Today there is a growing industry for the harvest of AN and various other seaweeds, or sea vegetables as some now refer to them. It won’t surprise you to know that there are differences of opinion about the proper locations and rates of harvest among harvesters, environmentalists, ocean front landowners and government regulators. What some people see as a vital plant for protecting crustaceans and fish, others see as a renewable crop that can bring jobs and badly needed cash to the shores of Maine. Some researchers note that lush stands of AN provide high value habitat for over 100 marine species, including smaller seaweeds, snails, mussels, whelks, and periwinkles, which serve to feed a number of sea and shorebirds. Seaweeds are also effective at sequestering heavy metals that enter the ocean. While scientists know that seaweeds are remarkably adaptable and AN can recover from significant disturbances, no long term studies of harvested AN beds have been completed to date.
According to Maine Sea Grant, AN harvesting in Maine for commercial purposes began in the 1970’s. By the 1990’s, an industry association was formed: the Maine Seaweed Council. By the year 2000, concerns were being expressed about the potential impact of rising harvests, both by hand rake and mechanical cutters, so Maine’s Department of Marine Resources (DMR) mandated landings reporting each year, and limited cutting to at least 16 inches above the holdfast and the lowest lateral branches to promote regrowth. In 2009, the Cobscook Bay Rockweed Management Area was established to regulate harvesting across 36 assigned sectors, capping the AN harvest at 17 percent of each sector’s estimated biomass. A surcharge was established at $1.50 per wet ton landed to support seaweed research, management and enforcement. In 2014, DMR published its Fishery Management Plan for Rockweed. Click here for more information on the rules and management plan.
AN now makes up 95 percent of total seaweed landings in Maine (reported at 15 million pounds in 2015, down from a peak of 19.4 million in 2014). The estimated value of that AN was close to $500,000 in 2015. But when converted to its many commercial uses, the value to Maine’s economy rose to $20 million, close to the value of shellfish harvests in that year ($24 million). Four major seaweed harvest companies are responsible for more than 200 jobs along the coast. Maine Sea Grant estimates that the Gulf of Maine now holds more than 1 million tons of rockweeds, and that as much as 40 percent could be harvested each year while sustaining the species. Current harvest rates are less than one percent of that total.
As more consumers become educated about the foods they eat, the interest in natural and organic foods continues to rise.
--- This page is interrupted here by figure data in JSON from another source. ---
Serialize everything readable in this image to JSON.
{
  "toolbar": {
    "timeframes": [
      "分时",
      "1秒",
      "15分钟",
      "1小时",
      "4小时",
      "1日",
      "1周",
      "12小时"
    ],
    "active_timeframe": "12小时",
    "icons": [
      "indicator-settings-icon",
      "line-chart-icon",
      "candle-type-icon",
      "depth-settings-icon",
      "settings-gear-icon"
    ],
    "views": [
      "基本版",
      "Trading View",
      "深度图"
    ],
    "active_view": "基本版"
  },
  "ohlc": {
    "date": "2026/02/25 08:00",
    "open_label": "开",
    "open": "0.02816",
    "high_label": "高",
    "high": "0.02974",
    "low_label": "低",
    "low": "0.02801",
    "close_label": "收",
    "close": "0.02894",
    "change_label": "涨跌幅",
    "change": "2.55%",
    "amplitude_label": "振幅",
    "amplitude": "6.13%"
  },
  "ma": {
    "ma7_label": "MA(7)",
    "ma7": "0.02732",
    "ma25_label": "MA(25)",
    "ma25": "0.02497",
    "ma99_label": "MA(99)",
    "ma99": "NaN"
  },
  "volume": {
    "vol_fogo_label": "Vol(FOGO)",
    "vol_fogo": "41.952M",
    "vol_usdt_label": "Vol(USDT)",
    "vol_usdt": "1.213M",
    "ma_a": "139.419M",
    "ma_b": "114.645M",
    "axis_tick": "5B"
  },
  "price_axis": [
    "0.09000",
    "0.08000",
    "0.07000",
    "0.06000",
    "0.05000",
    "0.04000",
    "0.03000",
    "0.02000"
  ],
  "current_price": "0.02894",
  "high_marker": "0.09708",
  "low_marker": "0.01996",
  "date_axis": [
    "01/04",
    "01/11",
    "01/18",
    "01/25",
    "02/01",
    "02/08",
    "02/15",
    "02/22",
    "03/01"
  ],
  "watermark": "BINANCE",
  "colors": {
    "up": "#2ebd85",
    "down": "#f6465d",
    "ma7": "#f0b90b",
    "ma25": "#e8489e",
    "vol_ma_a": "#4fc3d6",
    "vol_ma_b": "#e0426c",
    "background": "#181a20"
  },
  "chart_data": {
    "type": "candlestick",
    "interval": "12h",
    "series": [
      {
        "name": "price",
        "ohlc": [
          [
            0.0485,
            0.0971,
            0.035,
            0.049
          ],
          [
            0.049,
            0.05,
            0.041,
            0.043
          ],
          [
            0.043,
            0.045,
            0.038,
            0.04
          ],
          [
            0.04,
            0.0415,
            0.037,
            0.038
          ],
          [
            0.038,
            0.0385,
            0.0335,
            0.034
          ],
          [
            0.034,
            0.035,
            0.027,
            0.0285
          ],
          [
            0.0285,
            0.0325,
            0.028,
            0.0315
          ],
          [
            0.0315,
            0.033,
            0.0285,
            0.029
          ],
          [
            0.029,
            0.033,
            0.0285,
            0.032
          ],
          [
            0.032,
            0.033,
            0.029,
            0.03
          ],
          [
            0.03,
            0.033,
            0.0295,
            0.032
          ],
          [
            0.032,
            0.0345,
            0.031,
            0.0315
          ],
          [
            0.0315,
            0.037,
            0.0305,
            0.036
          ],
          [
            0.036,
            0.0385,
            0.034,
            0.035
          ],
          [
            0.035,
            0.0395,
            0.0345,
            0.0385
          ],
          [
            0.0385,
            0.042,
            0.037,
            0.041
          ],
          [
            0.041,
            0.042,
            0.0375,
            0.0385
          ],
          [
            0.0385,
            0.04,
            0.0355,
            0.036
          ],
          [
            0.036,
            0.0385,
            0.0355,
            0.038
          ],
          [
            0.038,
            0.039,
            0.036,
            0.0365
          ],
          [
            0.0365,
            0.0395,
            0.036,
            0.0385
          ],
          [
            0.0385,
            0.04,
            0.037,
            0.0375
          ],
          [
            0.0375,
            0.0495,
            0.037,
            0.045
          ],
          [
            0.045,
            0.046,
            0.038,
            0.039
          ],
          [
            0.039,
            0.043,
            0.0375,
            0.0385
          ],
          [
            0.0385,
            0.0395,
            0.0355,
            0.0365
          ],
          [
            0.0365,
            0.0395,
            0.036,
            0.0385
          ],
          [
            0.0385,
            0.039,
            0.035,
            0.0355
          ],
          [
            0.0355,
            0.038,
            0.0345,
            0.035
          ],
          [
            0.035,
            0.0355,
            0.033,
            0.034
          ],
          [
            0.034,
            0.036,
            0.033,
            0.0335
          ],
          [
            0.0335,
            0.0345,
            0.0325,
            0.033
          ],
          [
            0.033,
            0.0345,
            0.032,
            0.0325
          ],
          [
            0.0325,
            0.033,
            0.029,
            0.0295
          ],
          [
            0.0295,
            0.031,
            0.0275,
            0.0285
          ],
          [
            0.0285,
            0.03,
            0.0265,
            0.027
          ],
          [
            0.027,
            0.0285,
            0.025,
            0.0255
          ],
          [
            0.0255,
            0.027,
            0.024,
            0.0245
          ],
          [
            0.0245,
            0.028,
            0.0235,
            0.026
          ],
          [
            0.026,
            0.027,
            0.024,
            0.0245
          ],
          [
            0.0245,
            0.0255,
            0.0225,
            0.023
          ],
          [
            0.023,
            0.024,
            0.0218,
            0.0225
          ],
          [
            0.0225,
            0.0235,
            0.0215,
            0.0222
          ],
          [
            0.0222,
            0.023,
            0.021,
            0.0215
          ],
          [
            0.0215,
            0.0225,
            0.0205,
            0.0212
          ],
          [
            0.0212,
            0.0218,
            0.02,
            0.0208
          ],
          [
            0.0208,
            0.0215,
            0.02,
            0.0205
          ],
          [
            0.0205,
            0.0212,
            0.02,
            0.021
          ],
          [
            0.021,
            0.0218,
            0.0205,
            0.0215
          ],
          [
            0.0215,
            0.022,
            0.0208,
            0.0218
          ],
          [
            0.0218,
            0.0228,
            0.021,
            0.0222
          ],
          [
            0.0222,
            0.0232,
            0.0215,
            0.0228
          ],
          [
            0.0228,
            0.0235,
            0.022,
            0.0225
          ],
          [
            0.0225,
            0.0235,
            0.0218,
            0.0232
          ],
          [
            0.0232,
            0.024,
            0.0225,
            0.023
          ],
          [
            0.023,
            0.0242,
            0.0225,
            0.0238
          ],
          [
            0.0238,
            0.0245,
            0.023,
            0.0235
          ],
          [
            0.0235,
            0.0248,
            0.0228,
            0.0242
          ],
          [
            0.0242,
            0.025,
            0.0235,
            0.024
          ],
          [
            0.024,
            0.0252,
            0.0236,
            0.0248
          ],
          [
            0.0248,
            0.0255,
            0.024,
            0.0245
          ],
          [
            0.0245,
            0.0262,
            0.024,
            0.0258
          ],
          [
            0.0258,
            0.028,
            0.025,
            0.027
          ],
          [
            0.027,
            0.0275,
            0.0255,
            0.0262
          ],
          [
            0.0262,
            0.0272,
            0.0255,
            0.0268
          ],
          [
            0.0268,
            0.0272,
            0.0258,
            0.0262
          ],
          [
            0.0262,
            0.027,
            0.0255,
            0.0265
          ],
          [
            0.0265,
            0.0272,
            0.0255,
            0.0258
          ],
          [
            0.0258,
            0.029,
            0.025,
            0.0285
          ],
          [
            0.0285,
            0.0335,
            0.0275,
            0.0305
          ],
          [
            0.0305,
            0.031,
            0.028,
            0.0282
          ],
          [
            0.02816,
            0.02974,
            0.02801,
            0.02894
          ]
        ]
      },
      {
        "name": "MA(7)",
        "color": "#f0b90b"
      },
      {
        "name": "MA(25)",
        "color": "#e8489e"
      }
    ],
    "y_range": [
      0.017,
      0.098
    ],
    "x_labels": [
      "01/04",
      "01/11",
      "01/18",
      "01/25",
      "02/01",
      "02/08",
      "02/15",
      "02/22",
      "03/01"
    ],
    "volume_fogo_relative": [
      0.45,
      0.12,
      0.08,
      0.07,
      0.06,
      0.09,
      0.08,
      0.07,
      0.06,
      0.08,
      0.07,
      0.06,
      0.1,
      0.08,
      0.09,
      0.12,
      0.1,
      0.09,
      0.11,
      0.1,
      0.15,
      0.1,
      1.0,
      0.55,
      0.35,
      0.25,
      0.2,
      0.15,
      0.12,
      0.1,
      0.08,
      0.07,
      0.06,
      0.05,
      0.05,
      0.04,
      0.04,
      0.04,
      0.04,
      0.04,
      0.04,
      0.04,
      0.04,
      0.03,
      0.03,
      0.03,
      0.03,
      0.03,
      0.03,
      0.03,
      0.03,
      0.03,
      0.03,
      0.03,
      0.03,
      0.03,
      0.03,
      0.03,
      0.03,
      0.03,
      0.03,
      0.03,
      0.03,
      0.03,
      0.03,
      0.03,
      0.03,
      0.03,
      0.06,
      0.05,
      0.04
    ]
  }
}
The “buy local” movement has focused consumers on the trade-offs between imported food products that may be inexpensive, and fresher products from nearby suppliers that may be healthier. It is well documented that sea vegetables such as AN may have anti-inflammatory, anti-tumor, antiviral and immune-enhancing properties if processed carefully before entering the food chain.
It is fair to say that while the harvest of AN is a sizable commercial opportunity, there are still questions about the long term impact of such harvesting. Unlike some marine species that have been studied by many scientists over several decades, research on seaweeds still has far to go. Some groups, such as the Rockweed Coalition, a collection of coastal landowners and interested parties, are limiting AN harvests on private property (in general, down to the mean low tide mark in Maine). They also are suggesting that all AN harvests be suspended until scientific studies can be completed. In 2016 there was press coverage of the impact of harvesting near islands favored by sea birds for nesting sites.